Boston Mountain Biotech and WattGlass LLC, two technology startup companies that formed in the New Venture Development class in the Sam M. Walton College of Business, have been selected for the Hello Tomorrow Top 500 Worldwide competition, to be held in October in France.
Ellen Brune, who earned a doctorate in chemical engineering with a focus in bioprocessing in 2013, founded Boston Mountain Biotech in 2011 when she was still a graduate student. The company has been awarded more than $1.25 million in research grants through the National Science Foundation and Arkansas Biosciences Institute. Boston Mountain Biotech is a Genesis technology Incubator client at the Arkansas Research and Technology Park.
Corey Thompson, an alumnus of the microelectronics-photonics graduate program at the U of A, founded WattGlass in 2014.
WattGlass has been awarded nearly $900,000 by the National Science Foundation to further develop a patent-pending coating technology that makes glass anti-reflective, self-cleaning and highly transparent. The nanoparticle-based coating will increase the efficiency of solar panels and reduce their cleaning and maintenance costs.
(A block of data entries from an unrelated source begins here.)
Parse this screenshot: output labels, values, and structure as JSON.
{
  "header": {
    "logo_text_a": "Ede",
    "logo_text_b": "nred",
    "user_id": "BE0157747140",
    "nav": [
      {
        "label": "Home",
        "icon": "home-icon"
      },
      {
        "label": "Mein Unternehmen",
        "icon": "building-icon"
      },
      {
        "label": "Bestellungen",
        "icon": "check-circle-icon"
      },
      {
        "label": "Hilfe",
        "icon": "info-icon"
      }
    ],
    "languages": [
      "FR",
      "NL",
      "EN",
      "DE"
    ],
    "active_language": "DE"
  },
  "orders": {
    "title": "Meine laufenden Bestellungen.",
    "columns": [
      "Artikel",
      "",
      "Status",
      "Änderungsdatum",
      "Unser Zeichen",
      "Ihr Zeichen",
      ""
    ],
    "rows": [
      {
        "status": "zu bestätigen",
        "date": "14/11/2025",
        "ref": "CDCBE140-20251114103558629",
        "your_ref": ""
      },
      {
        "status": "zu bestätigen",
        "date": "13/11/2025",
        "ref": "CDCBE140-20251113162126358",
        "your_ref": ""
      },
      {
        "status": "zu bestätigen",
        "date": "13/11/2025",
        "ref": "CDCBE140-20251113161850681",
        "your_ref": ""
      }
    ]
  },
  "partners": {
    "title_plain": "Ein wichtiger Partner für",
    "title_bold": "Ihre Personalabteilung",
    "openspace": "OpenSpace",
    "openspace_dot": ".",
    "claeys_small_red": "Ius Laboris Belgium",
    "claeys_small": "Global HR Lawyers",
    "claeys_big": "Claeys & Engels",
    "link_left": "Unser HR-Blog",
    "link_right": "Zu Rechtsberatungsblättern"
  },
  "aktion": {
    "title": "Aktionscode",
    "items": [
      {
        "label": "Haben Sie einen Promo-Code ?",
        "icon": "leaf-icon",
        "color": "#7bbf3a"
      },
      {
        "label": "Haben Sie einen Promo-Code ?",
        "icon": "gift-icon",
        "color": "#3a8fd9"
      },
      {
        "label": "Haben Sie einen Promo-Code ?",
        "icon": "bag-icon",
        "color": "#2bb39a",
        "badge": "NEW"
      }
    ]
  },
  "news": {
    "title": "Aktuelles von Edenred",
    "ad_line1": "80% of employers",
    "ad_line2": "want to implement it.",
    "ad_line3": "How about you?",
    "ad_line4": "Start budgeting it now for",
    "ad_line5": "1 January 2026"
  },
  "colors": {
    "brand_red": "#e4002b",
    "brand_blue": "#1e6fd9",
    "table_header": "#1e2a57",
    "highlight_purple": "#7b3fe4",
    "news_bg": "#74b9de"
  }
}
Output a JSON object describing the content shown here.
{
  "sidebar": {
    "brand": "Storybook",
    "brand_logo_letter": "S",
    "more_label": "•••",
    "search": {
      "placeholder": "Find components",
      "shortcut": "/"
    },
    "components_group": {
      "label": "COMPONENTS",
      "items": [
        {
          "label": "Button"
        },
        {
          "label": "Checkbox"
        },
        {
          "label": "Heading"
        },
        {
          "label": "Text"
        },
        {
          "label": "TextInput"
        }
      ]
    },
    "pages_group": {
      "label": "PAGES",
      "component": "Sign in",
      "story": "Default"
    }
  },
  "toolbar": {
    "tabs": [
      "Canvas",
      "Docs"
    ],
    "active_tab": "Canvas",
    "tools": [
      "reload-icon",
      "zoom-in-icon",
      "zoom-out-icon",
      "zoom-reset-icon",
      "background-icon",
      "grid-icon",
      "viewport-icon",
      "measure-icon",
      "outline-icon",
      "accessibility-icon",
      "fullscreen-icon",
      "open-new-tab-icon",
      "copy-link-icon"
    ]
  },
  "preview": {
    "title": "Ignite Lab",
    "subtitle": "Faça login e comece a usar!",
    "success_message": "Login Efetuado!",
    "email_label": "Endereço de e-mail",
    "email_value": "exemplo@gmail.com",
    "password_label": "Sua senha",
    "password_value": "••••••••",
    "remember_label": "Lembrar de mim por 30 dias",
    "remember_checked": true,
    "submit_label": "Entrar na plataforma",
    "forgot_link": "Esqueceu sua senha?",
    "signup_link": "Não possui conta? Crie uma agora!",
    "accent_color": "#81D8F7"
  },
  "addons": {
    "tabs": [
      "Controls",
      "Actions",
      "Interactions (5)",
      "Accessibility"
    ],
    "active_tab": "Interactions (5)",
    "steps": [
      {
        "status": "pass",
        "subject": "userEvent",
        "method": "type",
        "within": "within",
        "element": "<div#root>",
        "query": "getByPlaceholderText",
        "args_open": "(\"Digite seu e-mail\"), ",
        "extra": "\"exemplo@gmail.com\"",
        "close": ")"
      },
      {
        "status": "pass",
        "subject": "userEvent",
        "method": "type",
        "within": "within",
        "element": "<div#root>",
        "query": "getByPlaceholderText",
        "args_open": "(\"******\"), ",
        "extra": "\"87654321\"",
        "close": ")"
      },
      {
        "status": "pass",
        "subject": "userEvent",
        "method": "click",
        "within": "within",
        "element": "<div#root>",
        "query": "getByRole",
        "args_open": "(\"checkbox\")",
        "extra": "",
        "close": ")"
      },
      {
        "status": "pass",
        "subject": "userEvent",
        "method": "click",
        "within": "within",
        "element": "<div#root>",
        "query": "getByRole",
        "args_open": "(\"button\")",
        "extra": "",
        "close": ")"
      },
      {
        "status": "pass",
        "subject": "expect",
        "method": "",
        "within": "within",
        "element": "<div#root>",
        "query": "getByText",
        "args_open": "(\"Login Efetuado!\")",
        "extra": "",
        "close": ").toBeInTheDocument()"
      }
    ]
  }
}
The Hello Tomorrow Summit will be held in Paris on Oct. 13-14.
The Hello Tomorrow Challenge is the world’s biggest early-stage startup competition for science and deep technology
startups. The Top 500 startups were selected by a rigorous panel of industry experts,
scientists, entrepreneurs, who reviewed over 3,000 applications to select the startup
projects that have the most potential for success.
Hello Tomorrow is the world’s leading nonprofit to accelerate science and tech entrepreneurship. Its mission is to catalyze the intersection of top researchers, entrepreneurs, industry experts and financiers to build the next generation of companies that can really solve humanity’s grand challenges. Since 2011, it has accelerated the transformation of innovative science and technologies into impactful products in the fields of data, health, agriculture, energy, environment, transportation, aeronautics and wellbeing.